In my adulthood i’d hoped to shed the need for do-overs in my arsenal; the result of misjudging things so grandly that they require me to erase them from existence rather than simply adjusting, learning, and moving on. It seems silly as i write it now. Silly to think that at almost 40 i have not figured everything out at least enough to negate the whimsical desire to restart my game of life.

I work with high school students. Few things make me feel as old as high school students. Not babies or toddlers, or even my nieces (the first one just shy of entering her tweens) make me feel as grey haired and obsolete as high school students. In part it is because they delight in doing so- exaggerating the things that set us apart. But part of it is because i remember being where they are even as it is inconceivable to them. And while i’m sure my memory of myself is skewed, as my boss pointed out the other day, the point is i remember sitting where they sit, my life billowing out before me with little form or substance but a universe of possibilities.

I remember making my first pseudo-adult mistakes and wanting to melt into the floor. Wanting to disappear. At the very least, to reset the board and try again. I desperately wanted do overs.

Instead i learned that if you endure, you learn. If you learn, it passes. I learned that few lessons stick like the epic ones, the ones that confuse, the ones that hurt.

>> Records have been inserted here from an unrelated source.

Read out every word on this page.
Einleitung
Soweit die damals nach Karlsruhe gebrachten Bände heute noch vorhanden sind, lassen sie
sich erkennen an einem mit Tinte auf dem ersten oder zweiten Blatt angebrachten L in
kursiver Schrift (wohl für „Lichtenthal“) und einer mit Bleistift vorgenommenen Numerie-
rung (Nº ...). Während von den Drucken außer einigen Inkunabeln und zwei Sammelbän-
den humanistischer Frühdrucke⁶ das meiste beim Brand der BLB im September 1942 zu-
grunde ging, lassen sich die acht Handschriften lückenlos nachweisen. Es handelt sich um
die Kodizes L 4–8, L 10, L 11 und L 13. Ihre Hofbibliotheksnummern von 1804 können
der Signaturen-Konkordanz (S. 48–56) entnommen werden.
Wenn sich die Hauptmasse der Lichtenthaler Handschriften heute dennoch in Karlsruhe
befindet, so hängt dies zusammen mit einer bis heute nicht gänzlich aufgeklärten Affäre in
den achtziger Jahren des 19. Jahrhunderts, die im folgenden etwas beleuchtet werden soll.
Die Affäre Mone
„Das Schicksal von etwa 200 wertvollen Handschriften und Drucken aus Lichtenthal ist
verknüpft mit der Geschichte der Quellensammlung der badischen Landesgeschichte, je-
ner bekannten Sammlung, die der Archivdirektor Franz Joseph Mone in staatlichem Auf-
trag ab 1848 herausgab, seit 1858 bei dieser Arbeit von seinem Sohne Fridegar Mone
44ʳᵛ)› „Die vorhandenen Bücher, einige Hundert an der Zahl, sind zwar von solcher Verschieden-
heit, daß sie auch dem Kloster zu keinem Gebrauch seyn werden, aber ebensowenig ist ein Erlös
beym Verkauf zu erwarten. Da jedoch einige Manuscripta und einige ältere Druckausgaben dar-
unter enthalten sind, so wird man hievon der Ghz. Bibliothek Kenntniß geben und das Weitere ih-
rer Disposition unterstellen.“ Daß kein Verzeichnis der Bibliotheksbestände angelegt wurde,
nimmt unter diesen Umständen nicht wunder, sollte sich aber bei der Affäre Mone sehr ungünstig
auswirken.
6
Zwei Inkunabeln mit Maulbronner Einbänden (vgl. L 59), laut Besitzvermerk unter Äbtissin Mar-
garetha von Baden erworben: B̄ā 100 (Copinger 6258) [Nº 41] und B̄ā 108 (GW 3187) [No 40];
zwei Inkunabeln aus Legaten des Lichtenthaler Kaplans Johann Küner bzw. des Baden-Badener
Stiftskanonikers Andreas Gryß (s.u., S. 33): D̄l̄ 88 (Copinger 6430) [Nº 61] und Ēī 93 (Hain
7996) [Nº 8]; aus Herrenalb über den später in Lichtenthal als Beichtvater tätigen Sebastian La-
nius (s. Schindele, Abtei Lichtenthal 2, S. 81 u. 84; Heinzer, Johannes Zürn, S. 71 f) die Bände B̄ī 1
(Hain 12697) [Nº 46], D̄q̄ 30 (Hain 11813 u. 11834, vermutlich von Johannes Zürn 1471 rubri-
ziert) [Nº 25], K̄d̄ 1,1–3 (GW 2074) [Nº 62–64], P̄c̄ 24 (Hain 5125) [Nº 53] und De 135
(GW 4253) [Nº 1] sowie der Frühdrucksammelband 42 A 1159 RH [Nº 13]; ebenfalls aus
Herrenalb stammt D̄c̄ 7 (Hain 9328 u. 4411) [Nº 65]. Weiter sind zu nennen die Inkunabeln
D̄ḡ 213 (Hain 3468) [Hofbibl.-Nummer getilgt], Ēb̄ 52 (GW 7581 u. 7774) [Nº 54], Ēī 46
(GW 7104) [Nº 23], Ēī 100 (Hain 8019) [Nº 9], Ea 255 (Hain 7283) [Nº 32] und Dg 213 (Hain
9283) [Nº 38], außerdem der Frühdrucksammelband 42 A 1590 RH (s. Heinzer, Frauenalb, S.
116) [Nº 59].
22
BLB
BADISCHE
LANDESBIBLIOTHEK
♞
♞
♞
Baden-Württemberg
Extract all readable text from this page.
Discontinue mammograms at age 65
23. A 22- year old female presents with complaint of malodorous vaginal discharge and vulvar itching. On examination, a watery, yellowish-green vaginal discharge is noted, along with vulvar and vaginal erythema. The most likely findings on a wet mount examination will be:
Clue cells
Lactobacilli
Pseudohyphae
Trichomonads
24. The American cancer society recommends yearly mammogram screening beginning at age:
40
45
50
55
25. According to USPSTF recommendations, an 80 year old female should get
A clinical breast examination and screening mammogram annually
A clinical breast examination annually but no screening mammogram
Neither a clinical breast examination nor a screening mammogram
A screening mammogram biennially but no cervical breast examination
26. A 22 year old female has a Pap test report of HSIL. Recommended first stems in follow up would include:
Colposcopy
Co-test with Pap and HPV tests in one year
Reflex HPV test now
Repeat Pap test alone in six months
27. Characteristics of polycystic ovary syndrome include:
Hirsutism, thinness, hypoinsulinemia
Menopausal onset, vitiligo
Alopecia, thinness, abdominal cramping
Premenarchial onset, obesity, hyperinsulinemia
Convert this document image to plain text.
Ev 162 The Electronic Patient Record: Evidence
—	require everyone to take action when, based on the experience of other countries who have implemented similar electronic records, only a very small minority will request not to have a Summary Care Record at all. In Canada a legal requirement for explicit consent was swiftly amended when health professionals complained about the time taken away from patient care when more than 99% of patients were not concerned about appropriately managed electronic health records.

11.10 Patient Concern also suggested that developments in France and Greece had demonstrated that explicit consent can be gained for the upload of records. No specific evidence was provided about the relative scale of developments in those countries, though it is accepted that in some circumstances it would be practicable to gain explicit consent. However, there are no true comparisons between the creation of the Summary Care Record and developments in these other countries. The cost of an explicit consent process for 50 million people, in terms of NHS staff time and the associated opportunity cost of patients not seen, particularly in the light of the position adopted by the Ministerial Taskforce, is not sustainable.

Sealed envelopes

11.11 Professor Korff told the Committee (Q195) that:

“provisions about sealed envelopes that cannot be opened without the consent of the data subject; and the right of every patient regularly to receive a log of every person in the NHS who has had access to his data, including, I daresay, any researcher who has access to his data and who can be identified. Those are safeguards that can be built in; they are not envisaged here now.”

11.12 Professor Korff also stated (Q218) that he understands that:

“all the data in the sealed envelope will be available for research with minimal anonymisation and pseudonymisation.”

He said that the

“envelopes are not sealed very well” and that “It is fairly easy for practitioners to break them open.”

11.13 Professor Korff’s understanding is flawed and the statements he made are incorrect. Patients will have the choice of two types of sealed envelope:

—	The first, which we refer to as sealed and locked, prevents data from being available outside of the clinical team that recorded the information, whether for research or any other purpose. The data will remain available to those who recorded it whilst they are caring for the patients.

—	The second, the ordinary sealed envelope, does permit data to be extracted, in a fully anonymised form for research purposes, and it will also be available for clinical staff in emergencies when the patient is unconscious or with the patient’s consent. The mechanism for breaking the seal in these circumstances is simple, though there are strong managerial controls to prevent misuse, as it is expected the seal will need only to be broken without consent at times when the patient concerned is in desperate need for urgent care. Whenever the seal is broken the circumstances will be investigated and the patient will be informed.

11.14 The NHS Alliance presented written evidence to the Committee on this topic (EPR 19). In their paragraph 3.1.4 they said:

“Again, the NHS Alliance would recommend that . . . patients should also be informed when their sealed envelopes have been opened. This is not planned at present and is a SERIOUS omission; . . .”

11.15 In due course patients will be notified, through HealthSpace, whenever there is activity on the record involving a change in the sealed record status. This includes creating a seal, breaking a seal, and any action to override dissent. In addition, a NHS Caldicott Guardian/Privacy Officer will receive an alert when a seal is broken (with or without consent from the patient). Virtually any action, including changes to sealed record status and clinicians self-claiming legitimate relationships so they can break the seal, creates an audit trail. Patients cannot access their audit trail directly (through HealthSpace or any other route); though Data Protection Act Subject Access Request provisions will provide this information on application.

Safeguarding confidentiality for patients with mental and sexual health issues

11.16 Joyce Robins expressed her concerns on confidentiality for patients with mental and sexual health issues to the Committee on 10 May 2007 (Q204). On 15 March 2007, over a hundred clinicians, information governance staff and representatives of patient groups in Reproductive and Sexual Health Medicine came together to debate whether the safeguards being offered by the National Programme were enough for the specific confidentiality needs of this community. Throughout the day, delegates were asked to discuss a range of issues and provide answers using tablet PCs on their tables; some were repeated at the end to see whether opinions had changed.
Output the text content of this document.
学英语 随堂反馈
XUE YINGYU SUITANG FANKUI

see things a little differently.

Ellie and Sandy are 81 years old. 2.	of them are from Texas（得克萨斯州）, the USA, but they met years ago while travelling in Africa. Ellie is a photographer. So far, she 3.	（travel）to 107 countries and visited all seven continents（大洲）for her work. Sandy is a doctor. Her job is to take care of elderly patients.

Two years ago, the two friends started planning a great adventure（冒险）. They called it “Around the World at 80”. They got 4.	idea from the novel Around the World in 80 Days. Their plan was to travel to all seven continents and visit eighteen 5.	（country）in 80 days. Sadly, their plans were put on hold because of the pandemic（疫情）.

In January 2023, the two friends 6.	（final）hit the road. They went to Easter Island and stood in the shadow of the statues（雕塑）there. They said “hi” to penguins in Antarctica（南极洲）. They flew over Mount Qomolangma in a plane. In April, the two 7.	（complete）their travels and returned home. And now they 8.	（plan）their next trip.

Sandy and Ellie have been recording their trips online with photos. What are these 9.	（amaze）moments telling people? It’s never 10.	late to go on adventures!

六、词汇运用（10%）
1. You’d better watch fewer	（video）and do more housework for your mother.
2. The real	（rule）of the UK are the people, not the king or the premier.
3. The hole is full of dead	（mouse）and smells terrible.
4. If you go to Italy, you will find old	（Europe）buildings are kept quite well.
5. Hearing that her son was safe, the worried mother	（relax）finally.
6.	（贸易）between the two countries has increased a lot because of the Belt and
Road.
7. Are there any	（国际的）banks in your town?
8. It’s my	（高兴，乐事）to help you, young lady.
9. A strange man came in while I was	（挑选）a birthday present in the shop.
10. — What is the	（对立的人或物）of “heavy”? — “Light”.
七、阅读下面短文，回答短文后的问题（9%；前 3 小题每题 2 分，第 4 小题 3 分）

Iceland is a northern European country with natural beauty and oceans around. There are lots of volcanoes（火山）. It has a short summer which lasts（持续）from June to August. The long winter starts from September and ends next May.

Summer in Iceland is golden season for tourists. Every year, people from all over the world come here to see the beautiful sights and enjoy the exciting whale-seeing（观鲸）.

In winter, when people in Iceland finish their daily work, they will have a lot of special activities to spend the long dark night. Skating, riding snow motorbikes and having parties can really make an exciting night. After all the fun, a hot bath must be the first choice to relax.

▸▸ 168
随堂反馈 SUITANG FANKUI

In recent years most of my epic lessons have felt different. They felt like the advanced setting on whatever game i was living. So while the lessons i was subject to learning weren’t entirely new, they felt more complicated, more adult. And because there was complexity, learning the lessons, even the painful ones, didn’t feel entirely redundant. Didn’t feel like i should have known better. Should have learned this and moved on already.

But right now i do. Right now my learning stinks of déjà vu.  i feel foolish and young in my misjudgments. Not young of heart. Not youthful. Not even naïve. Instead, young as chump. Young as follied. Young in a “shame on me” kind of way.

There is a rational part of me that knows that age alone doesn’t graduate me from learning, even the simple lessons. New experiences, or variations on a theme, will emerge and if i’m lucky i’ll read the signs properly and walk away with a reinforced understanding of the world. But sometimes there are no signs to read – or the signs are in another language, in another country, in another world all together. sometimes the signs, though seemingly familiar, are actually as foreign as they come, and the lessons as mortifying as anything high school and college threw my way. And in those times, as in my youth, i yearn for the do overs that, while novel to contemplate,  never actually existed.

3 Comments on do-over

  1. Kris Kohler says:

    You are a stunning, stunning writer… and I can’t agree more with the sentiment. Wishing you blue.

  2. Ladawn says:

    Me too…

  3. Candace says:

    *sigh*

    Myself and I are in an ongoing conversation about the need to internalize both that there are no do-overs, and that it’s still ok to wish, sometimes, that there were.